Getting to Know San Pedro
How San Pedro Sits
San Pedro is a neighborhood of the City of Los Angeles, in the Harbor area at the southern tip of the city, about twenty miles south of downtown. Because it is part of the city, a move here follows city rules through the Los Angeles Department of Transportation, rather than a separate city hall or the county. The neighborhood covers roughly twelve square miles and holds around 80,000 residents. It wraps around the Port of Los Angeles, the busiest container port in the Western Hemisphere.
The land runs from the working waterfront up into hills and bluffs that overlook the harbor and the ocean. Gaffey Street, Pacific Avenue, Western Avenue, and Twenty-Fifth Street are among the main routes. The 110 Freeway runs north from the waterfront toward downtown. San Pedro borders Rancho Palos Verdes to the west and Harbor City and Wilmington to the north. The Port of Los Angeles and Terminal Island lie to the east and the Pacific Ocean to the south, with Long Beach across the main channel.
The housing runs from early bungalows and small apartments near the historic downtown and the waterfront to hillside homes with harbor views. Newer condominiums line the redeveloped front. The population is large, diverse, and historically working-class, with deep roots in the fishing and port trades. San Pedro holds the largest Italian-American community in Southern California, centered on the Via Italia stretch of South Cabrillo Avenue. It has long been a heart of the Croatian and Norwegian communities in Los Angeles too, alongside large Mexican, Portuguese, and other populations drawn by the sea.
From a Tongva Harbor to the Port of Los Angeles
The land was home to the Tongva people, who lived on the peninsula for thousands of years in villages such as Chowigna and Suangna. They traveled the coast in plank canoes they called te’aats. The Spanish explorer Juan Rodriguez Cabrillo reached the bay in 1542, and the Spanish later named the harbor San Pedro. Through the rancho era, the bay served as the landing point for the cattle-hide trade that supplied the region. A small port town grew up around it.
San Pedro spent its early decades as an independent town. In 1906, Los Angeles annexed a narrow strip of land reaching south to the coast. In 1909 it annexed San Pedro and neighboring Wilmington, finally giving the city its harbor. The Port of Los Angeles had been established in 1907. Fishing, canneries, shipbuilding, and oil quickly made the harbor one of the busiest working waterfronts on the coast. A Japanese fishing community on Terminal Island pioneered the local albacore fishery before its residents were forced out during the Second World War, a loss the community still remembers.
Through the twentieth century, San Pedro remained a working-class port town, its fortunes tied to the longshore trade, the canneries, and the shipyards. It kept the strong sense of identity that still sets it apart.

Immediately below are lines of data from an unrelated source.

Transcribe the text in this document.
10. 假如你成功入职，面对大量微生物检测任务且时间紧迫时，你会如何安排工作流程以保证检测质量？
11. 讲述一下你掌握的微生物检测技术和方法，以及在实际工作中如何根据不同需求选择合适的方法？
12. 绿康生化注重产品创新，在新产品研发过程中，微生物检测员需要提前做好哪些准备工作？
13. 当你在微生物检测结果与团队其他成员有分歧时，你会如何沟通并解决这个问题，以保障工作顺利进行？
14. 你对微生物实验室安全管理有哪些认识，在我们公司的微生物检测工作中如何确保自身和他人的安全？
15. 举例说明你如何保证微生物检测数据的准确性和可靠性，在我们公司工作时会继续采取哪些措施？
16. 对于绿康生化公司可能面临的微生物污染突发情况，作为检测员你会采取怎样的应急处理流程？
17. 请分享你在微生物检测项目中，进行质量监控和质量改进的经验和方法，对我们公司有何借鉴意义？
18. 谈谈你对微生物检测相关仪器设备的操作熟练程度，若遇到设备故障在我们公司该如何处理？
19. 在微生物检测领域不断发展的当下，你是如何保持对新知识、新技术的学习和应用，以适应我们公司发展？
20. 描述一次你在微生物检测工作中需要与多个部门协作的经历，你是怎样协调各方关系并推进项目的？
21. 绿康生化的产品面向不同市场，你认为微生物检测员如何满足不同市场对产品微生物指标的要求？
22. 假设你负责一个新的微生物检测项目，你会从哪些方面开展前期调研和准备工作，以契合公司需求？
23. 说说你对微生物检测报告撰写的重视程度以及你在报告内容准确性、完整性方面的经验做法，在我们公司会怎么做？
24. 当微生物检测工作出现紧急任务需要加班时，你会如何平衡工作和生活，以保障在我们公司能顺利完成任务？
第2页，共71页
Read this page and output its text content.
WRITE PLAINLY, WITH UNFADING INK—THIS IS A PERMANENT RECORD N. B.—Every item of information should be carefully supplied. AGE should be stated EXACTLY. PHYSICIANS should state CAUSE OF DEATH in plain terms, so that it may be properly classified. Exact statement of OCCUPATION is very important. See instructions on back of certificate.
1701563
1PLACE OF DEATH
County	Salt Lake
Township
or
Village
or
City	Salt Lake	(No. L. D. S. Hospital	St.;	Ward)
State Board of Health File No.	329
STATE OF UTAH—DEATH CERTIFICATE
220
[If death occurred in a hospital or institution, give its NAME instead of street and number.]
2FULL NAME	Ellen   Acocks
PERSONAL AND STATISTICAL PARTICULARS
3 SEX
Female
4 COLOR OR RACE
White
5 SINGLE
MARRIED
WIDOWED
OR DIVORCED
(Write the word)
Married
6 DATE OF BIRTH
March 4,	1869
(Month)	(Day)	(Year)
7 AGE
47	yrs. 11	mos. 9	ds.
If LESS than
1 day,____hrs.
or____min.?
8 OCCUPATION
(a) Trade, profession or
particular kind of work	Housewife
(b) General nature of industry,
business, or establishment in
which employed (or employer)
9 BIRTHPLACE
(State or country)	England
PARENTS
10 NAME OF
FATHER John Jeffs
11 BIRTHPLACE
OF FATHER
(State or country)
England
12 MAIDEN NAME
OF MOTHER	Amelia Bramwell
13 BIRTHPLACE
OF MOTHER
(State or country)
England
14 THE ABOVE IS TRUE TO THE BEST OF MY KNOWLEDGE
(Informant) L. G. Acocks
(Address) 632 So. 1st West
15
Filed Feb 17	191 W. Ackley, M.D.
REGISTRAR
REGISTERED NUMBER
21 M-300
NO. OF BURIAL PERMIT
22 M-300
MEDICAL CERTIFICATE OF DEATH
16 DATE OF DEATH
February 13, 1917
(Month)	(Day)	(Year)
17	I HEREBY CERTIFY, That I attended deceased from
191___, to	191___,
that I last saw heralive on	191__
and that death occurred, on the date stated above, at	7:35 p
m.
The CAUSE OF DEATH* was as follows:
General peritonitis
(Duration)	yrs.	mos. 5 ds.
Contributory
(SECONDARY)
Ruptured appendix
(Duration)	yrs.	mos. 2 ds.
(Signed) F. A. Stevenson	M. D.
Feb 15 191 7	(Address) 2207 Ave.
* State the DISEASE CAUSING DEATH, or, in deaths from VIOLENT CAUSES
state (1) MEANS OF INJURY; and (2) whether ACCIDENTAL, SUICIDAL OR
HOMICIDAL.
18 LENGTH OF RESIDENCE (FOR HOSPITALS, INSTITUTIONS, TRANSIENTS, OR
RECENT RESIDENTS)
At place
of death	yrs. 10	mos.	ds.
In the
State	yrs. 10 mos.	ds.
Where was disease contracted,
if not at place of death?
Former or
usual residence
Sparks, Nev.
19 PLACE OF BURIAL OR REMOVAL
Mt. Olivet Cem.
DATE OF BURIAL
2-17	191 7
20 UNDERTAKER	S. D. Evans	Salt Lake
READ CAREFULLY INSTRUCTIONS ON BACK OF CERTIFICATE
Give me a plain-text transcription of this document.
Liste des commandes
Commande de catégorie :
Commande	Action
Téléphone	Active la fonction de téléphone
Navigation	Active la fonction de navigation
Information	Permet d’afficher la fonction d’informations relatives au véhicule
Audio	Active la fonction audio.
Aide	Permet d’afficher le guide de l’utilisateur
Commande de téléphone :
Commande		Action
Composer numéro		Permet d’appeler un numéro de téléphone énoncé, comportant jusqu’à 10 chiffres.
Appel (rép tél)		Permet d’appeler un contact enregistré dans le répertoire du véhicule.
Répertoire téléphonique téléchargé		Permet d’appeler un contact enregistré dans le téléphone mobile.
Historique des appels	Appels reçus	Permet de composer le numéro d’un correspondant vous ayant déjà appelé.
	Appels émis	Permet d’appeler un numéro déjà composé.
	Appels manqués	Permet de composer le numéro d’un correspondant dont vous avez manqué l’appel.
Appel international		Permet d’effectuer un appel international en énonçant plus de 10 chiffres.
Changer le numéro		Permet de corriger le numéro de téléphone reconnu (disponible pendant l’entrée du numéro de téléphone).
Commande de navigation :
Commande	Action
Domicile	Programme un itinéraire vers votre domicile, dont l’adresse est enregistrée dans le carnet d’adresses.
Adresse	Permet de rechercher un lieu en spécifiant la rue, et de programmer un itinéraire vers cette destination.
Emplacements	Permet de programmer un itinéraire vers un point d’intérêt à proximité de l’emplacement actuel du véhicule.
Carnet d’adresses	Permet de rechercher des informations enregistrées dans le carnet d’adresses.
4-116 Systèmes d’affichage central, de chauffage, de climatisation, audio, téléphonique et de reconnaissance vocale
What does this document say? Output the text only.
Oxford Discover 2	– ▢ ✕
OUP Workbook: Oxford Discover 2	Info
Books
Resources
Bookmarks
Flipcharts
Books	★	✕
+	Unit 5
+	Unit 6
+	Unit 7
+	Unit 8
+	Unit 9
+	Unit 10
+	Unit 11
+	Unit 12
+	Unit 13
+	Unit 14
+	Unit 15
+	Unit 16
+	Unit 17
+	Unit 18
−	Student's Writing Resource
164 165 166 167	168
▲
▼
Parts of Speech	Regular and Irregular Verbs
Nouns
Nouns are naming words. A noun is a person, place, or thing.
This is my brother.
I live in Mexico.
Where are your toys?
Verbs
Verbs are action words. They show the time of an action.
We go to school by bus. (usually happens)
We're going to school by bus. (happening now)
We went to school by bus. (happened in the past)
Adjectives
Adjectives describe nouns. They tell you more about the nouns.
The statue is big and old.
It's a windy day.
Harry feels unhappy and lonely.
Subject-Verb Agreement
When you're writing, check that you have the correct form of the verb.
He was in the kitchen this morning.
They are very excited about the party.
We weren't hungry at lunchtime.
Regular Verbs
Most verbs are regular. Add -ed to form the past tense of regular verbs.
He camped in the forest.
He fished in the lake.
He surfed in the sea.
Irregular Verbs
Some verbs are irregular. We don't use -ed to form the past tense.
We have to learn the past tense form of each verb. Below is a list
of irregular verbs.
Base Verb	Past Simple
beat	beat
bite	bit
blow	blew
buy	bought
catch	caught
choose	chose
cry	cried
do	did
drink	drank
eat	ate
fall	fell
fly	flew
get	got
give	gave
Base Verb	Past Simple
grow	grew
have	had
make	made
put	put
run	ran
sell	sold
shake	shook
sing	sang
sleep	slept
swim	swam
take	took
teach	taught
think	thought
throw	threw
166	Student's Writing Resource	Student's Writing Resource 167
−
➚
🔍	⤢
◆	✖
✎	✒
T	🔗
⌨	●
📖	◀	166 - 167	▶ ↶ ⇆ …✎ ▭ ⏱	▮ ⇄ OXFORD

It also gathered the landmarks that define it today: the Victorian-era Point Fermin Lighthouse, the Korean Bell of Friendship on its bluff, the green span of the Vincent Thomas Bridge to Terminal Island, the Cabrillo Marine Aquarium, and the battleship USS Iowa on the waterfront. As the fishing and cannery work faded, the waterfront began a long redevelopment that continues today.
What a San Pedro Move Really Involves
San Pedro is part of the City of Los Angeles, so a move here works under LADOT rather than a separate city or the county. For larger moves, LADOT issues temporary no-parking permits that hold curb space at the address, and our office arranges and posts these in advance. The permit matters most in the older downtown and waterfront blocks, where the streets are narrow, and parking is scarce, and on the hillside streets, where there is little room to leave a truck.
The hills are the defining factor. San Pedro climbs from the harbor into bluffs and view neighborhoods, where homes sit on slopes behind stepped approaches and steep or narrow driveways. That can mean a long carry from where the truck can park, a climb to the door, and a shuttle plan for the heaviest pieces. We map all of that out beforehand. We confirm the grade and the access before move day, so a steep approach is planned rather than discovered on the morning of the move.
The age of the housing is the other factor. The bungalows and older apartments near downtown and the waterfront have narrow doorways, tight staircases, and original detail. We lay down door, railing, and floor protection as standard practice. The newer waterfront condos bring freight elevators, certificate of insurance requirements, and move-in windows. We arrange those with building management. We settle the permit, the access, the grade, and the truck size before move day, so nothing slows the job once the crew arrives.